Quote:
Originally Posted by Tyrone Slothrop
You have this real, principled concern about the way the criminal justice system is rigged to favor the government, "the most amoral and vicious adversary in the world," and at the same time, in the same post, you repeat utter bullshit that the head of the government, the President, is spreading to corrupt the criminal justice system to serve his ends. You say the criminal justice system is predatory and rotten -- does that moral concern just shut off when the President tries to arrange special treatment for this own supporters? I think your instinct is to just take the side of almost any defendant, even Roger Stone, but you don't seem to get that the moronic attacks on this judge are aimed at making the system more predatory and more rotten.
|
Trump and the justice system are peas in a pod. They richly deserve to infuriate and damage one another.
I have a hard time taking Stone's side because he chose this. The usual individual ground up in the gears of the justice system doesn't choose to fuck with it. He's often trying to do something the people and entities with significant property interests and lobbyists who write our codes don't want him to do (drugs, "honest services" fraud [whatever that catch-all is], tax shenanigans, trading on info he should have known was insider stuff, etc.). Rarely is he deciding to voluntarily put himself in the cross hairs of an investigation and then lie to the investigators.

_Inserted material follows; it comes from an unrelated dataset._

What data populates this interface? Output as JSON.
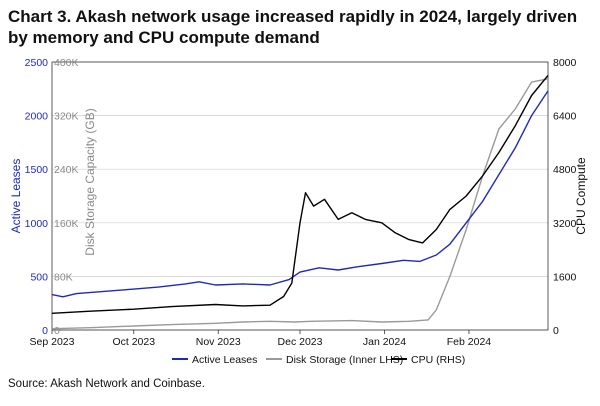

I offer no brief on behalf of violent or predatory criminals.
I full understand that Trump may have a corrupting effect on the system. And if he uses it to try to jail his opponents, you'll see me attack him (as opposed to critique, which I'm doing in regard to Berman). But we're not there yet, and so far he's actually been good on criminal justice reform.
I see a great bright side to the criticism of our justice and court systems. It's highlighting the insanity of our draconian sentences, and causing the public to examine a system it doesn't typically examine closely. If this results in policymakers saying, "Hey, ya know what? Putting away non-violent offenders for nearly a decade is nuts. We have to stop that cruel and silly shit, and wasting tax dollars on that sort of ludicrous incarceration," that's a great thing.